A throat cleared. Then a second time. Opening her eyes, she found everyone staring at her.
“What did you say?” Patricia looked bewildered, though still cute.
“Um . . .” Had she said that out loud? Oh no. What rhymed with pitiful? Visible, predictable, laughable? Yes, laughable would work. “Nothing.”
She evidently needed further education. Her brain must be going soft if her mouth ran off like that.
“I’m actually here to see Rachel.” Dex turned his soft green eyes on her. “I, um, need to ask you a question. But I don’t have much time before the wedding ceremony this afternoon. Are you going?”
“Maybe,” she whispered. She could hardly hear herself over the heartbeat in her ears.
“We’ll excuse ourselves.” Patricia stood and beckoned at Neil before throwing her sister a wink. Romantic, silly girl. Dex wasn’t here to propose or anything. But then, why else would he be squirming so much?
And all of a sudden, it was hard to breathe.
Neil glanced over his shoulder from the doorway and made a point to swing the parlor door wide open.
The second her brother’s back disappeared, Dex stood, walked a pace, then pivoted toward her. His chin jutted, and he put his hands behind his back and splayed his legs wide.
She sat up straighter.
He closed his eyes and sucked in his lips. As if he were about to bow his knee and declare himself her subject.
Should she stand? She rubbed her sweaty palms on her skirt.

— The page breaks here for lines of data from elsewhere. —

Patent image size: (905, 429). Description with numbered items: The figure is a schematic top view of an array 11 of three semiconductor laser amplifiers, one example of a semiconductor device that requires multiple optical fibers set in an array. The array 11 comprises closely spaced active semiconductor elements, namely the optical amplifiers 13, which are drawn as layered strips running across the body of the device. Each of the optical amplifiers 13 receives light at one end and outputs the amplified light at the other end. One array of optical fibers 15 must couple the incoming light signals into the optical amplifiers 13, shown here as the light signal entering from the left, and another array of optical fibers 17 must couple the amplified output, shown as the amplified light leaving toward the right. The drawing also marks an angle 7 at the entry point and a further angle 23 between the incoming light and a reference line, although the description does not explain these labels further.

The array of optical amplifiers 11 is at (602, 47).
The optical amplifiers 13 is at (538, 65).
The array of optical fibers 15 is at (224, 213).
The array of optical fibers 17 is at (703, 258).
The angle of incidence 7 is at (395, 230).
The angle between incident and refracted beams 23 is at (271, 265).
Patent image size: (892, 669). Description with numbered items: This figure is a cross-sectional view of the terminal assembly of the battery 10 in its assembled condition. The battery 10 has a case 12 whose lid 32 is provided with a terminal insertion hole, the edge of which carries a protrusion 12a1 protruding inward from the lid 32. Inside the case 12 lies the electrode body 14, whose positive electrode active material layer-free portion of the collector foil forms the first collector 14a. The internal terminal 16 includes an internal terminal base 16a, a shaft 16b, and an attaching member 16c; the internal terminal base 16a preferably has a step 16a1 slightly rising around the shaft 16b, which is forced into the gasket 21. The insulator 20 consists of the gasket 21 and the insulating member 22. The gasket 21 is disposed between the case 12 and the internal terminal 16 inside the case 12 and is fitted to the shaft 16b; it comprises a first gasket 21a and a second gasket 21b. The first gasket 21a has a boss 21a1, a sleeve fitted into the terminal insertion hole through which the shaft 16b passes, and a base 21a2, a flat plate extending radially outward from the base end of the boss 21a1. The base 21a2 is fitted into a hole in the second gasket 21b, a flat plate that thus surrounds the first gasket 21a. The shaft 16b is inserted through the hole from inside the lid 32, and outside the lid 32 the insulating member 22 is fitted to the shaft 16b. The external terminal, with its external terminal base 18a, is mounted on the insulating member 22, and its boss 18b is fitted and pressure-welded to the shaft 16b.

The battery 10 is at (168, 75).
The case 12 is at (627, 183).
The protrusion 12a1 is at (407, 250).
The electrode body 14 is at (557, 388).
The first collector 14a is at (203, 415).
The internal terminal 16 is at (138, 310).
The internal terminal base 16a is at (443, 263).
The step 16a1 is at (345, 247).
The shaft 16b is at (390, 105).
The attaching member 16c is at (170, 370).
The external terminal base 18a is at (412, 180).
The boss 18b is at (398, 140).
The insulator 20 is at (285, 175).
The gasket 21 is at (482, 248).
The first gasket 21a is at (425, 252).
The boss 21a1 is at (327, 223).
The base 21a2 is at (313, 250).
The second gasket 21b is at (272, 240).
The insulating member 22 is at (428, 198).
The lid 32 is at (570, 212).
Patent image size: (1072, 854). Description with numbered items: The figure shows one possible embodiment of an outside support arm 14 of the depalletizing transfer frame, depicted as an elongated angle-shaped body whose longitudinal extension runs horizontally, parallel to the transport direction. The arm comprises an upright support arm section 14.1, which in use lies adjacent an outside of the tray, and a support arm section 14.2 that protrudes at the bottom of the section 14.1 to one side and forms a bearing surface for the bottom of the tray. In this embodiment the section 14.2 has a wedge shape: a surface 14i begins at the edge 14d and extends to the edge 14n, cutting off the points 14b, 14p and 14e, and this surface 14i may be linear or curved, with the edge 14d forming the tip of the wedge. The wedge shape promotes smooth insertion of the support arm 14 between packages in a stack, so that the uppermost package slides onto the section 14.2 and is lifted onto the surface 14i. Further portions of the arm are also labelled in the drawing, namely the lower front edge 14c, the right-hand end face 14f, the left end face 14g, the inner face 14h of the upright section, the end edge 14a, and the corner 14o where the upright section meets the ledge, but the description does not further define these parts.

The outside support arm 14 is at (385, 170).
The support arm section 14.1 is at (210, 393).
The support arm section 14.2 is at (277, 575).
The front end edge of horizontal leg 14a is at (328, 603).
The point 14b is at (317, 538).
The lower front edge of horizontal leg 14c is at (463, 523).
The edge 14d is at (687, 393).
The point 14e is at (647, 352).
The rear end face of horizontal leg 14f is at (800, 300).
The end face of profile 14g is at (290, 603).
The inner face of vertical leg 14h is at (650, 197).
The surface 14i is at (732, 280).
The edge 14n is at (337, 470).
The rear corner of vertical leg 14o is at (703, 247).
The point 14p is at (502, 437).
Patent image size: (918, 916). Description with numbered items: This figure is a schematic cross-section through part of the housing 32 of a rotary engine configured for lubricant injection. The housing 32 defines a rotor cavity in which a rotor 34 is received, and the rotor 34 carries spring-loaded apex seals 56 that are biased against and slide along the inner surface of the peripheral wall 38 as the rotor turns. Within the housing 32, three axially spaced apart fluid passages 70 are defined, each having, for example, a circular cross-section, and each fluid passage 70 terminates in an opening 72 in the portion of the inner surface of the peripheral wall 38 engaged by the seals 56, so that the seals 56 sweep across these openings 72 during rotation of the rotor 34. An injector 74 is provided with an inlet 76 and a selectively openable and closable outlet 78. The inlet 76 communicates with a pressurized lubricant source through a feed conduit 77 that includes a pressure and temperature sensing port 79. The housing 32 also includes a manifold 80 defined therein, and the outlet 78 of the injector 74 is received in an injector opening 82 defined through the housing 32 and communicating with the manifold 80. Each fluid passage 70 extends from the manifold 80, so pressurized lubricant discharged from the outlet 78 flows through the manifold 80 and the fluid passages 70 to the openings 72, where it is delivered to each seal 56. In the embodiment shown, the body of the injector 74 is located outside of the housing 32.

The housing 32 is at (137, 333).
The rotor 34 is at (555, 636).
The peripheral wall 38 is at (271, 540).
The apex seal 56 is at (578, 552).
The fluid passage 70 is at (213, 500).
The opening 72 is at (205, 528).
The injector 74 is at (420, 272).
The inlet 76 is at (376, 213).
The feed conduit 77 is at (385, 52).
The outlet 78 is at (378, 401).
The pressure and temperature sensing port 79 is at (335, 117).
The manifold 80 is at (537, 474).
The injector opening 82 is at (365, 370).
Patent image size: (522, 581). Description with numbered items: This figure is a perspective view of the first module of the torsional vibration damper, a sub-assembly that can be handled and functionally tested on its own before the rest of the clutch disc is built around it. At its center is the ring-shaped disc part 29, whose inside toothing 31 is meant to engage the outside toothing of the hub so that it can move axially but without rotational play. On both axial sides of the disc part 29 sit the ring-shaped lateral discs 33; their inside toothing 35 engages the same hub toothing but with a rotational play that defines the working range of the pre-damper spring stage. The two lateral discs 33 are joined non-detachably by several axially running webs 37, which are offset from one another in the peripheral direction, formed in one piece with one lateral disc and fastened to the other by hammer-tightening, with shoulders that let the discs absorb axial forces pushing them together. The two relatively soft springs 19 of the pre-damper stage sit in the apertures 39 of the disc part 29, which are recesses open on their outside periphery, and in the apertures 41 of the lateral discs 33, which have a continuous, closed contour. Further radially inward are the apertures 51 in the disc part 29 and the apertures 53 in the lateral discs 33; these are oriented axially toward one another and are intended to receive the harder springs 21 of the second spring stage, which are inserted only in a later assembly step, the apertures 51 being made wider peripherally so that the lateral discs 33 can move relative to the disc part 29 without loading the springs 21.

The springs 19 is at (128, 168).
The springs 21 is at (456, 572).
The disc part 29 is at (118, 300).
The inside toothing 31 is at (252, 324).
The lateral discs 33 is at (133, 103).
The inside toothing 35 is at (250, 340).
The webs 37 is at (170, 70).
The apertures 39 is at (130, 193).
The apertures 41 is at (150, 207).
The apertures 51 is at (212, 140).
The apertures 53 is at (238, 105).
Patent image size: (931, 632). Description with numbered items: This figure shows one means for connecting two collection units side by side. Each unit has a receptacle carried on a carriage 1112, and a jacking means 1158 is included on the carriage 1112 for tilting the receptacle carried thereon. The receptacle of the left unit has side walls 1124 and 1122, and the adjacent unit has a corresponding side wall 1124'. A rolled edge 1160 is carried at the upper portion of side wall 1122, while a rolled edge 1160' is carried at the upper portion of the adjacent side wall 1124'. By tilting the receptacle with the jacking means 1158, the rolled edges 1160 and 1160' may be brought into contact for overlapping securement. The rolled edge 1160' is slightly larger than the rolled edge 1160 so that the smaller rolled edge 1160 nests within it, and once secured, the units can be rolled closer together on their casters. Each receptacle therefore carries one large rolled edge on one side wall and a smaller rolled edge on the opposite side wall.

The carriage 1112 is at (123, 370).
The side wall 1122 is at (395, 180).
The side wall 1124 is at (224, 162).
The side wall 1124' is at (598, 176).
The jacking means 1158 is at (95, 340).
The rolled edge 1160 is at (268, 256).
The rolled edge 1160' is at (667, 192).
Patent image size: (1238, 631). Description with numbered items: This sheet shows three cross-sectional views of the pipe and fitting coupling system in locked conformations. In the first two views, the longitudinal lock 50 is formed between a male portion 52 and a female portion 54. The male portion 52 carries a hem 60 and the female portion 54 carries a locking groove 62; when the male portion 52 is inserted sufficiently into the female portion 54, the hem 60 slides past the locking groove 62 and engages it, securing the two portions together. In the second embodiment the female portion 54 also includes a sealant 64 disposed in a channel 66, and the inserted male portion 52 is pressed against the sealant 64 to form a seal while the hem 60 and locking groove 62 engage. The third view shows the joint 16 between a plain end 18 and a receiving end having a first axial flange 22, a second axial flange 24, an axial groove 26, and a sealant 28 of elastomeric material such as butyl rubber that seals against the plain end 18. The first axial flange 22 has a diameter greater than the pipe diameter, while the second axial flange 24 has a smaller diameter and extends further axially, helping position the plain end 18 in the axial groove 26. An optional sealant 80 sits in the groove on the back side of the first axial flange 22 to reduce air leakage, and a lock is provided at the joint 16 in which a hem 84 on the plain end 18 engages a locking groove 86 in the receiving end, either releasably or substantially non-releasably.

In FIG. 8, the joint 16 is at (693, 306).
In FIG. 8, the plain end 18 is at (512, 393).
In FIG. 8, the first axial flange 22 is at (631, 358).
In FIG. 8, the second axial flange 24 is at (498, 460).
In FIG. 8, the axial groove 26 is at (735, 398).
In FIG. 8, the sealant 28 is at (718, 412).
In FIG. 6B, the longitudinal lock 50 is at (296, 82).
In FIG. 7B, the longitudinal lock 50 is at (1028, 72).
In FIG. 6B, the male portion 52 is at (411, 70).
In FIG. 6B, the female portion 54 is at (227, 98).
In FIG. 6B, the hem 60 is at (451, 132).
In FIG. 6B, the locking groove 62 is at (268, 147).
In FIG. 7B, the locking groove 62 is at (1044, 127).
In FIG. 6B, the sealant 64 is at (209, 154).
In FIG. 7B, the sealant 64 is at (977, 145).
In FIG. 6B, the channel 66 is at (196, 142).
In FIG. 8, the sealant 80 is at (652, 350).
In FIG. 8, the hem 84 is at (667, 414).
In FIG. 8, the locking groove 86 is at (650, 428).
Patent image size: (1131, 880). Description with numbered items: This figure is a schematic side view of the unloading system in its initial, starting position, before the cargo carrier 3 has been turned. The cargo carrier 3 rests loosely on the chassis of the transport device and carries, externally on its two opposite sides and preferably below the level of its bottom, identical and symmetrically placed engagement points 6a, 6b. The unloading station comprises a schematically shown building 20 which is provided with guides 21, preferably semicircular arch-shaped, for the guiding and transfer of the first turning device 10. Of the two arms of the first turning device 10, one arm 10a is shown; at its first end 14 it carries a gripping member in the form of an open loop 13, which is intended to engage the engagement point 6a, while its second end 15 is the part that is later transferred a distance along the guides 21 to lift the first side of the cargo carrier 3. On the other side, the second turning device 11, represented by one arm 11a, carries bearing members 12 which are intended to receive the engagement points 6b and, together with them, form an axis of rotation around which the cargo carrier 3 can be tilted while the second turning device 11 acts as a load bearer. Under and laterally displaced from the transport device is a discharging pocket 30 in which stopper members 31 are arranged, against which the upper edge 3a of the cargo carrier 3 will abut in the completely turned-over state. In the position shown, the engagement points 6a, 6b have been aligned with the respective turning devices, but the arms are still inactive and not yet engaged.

“This is a rather hard thing for me to ask, but I don’t have any other choice.” He cleared his throat. “Or rather, you’re my only choice.”
Well, if this was a marriage proposal, Dex was about to give Mr. Darcy a lesson on how to thoroughly offend and insult a woman while asking for her hand.
“So I’m going to ask before I change my mind.” Dex finally focused on her. “I need help—reading help—like Allen does. Would you mind giving me a few writing lessons before I leave?”